E foi assim, muitos anos, várias vezes ao ano, até fevereiro de 2017.

 

Um dia o meu avô reuniu um grupo de antigos alunos do seminário para irem em busca de um qualquer resquício da memória na Estação de São Bento. Não me revelou o porquê  nem o sentir desse dia, mas percebi bem que estávamos chegados ao fim. Na véspera, foi a casa dos meus pais e disse-me: Francisco, amanhã vamos á estação de São Bento? Pergunta assim, linear, simples, sem qualquer outro tom ou interrogação que pudesse deixar à minha alma adolescente que estávamos, quem sabe, ali tão próximo do que é o fim de todos os sentires.

 

Sim, avô, sim, vou.

 

E fomos. 19 ex-seminaristas de Cristo Rei. Encontro marcado na Jardim Botânico do Porto, mais conhecido pela casa da poeta Sophia de Mello Breyner Andresen. Foram chegando, os de mais longe, como sempre são sempre os primeiros, depois os da cidade, depois o meu avô. Foi o último dos nossos encontros.

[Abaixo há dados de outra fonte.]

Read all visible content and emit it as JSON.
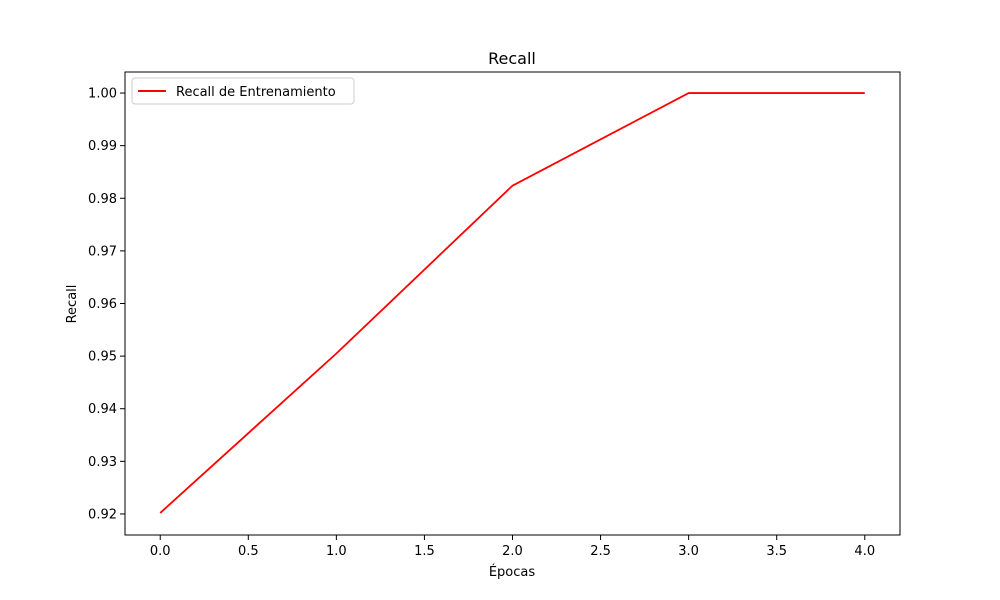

Poesia, Museu Romântico, a estátua a “ Dor” de António Teixeira Lopes e depois, como o tempo corre pelo repicar festivo dos relógios da cidade, lá fomos nós em passo morno como nos impôs as pernas cansadas daqueles homens de tantas décadas.

 

Foi a última vez que o ouvi falar. Não recitou poesia, não chorou sobre a sua adorada mãe, não recomendou nada a ninguém: apenas que cada um visse o mundo e a arte pelos seus próprios olhos.

 

Hoje. com o retrato dele por sobre a minha mesinha de cabeceira, beijo-o todos os dias antes de dizer adeus ao dia para um sonho que a minha juventude ainda aplaude. E lá vou eu feliz. Noites felizes são sempre estas em que parto agarrado aos olhos negros com que ele se despede de mim, em todas as noites.